I’ve seen girls done amazing stuff. I’m going to marry one of the most amazing lady. She’s tender, talented, and thoughtful. I’ve also had the honour of coaching a few girls teams and it’s inspiring seeing how some of them play. Furthermore, some of my good friends are girls.

This is a really inane and pointless paragraph. I don't understand why people have to prove incessantly that they're 'not like that'. 'I have many female friends! They're great!' Yes, but it doesn't mean you aren't a fucking douchebag and those girls are very generous in putting up with your bullshit. You get me? It proves nothing. 'I have female friends and I never insult them for their femininity.' Doesn't mean you aren't a douchebag in other areas. You don't need to do this?????? It proves nothing. Move on.

This dude actually digs himself in deeper. "...it's inspiring seeing how some of them play." Really. What are you trying to say? We all know some girls play well and some girls play like shit. Some boys play well and some boys play like shit. I mean, duh. Really just duh. There is no other word. 

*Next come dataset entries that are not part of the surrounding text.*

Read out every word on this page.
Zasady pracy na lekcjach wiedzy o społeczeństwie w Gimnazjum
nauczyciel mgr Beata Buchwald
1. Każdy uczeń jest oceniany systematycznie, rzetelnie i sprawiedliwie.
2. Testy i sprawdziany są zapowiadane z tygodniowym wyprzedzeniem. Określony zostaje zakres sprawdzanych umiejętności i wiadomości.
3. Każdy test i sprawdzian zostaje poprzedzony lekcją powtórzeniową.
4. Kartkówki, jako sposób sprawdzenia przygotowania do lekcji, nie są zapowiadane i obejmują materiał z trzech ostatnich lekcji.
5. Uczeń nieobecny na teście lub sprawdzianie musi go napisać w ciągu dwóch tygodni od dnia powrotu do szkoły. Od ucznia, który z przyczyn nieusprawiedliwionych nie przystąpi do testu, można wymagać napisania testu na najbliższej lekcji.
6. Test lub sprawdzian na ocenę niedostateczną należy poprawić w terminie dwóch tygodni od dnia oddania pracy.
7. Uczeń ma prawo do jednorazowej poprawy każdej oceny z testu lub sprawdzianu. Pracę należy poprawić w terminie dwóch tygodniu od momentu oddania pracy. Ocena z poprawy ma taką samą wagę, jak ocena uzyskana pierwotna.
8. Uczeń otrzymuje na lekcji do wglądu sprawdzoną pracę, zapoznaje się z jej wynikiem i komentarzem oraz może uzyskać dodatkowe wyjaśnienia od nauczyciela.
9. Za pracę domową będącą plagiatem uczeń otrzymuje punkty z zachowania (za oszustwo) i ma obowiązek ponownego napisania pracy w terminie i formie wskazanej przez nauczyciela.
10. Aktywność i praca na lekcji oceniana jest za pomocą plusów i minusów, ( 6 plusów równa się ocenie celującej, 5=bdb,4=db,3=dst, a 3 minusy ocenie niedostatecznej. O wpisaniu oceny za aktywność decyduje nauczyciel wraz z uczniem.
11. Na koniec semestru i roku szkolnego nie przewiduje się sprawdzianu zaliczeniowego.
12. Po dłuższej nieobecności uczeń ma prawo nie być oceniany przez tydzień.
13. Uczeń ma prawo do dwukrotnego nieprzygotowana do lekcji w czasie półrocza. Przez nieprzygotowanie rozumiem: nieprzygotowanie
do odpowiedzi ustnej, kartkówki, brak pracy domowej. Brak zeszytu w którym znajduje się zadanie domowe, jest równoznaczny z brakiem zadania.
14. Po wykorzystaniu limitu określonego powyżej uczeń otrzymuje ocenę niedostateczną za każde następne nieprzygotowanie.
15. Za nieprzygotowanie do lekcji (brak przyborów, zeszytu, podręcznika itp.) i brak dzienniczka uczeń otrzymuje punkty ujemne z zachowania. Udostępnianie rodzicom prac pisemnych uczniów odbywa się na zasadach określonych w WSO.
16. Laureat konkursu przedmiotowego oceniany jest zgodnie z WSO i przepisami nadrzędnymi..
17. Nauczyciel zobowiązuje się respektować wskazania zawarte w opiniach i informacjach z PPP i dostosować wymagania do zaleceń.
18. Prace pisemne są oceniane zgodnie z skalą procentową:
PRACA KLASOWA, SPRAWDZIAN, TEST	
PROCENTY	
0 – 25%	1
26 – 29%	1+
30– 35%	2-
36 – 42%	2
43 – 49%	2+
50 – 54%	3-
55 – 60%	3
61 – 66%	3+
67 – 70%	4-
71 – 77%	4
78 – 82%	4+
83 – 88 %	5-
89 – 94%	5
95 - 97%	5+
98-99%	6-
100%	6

It's like suddenly, in a post about female empowerment, you're just really ridiculously eager to become pro-women. Too pro-women. It's ridiculous and sounds incredibly insincere. Would you say 'I've had the honour of coaching a few boys' teams'? Probably not. It's called overcompensation (where you know you're prejudiced and become extra nice to make up for it - it's nice but doesn't work, because you're still a prejudiced shitbag).

Right words
Firstly, I think it’s important for us to be mindful of our words. It is said that the tongue holds the power to life and death. We have all experienced the power of words to build up or tear down. Yet, we often say things at the slip of our tongue which may cause hurt to others. Let’s be careful not to use #likeagirl as a phrase to degrade or insult someone.

I think my version of the 'right words' is: 
Let's be careful not to let this neutral phrase become something negative in society. When someone says you do something like a girl, tell them that you are a girl, and that they are a misogynistic turd for saying that. If you are a boy, inform them that you are a boy, and perhaps they would like to consider getting their eyes checked. Also, that they are a misogynistic turd for saying that. Use this phrase to embarrass and insult the person who said it. They probably deserve that much.

Also, I'm just saying, people tend to suddenly become passive and non-aggressive and trite and useless in the face of controversial topics. As if gender equality should ever be controversial.

#likeagirl should be used to 'celebrate' girls? 'Oooo, I hit #likeagirl! Yay!' How about just no. Just. No. Just because the post is supposed to be about female empowerment doesn't mean you have to go to extremes and come up with saccharine idiocies. It contributes nothing. It is exactly enough to condemn the usage of the phrase as an insult. If you're going to contribute, contribute something concrete and practical. Be realistic.

'You hit like a girl!' is the most stupid insult ever. It shouldn't even be an insult. If someone tries to insult you with this, question their intelligence. Also question the intelligence of society, which perpetuate myths like girls are not athletic. Question the intelligence of yourself, if you've ever used this phrase as an insult.

Think critically. Just don't do stupid things.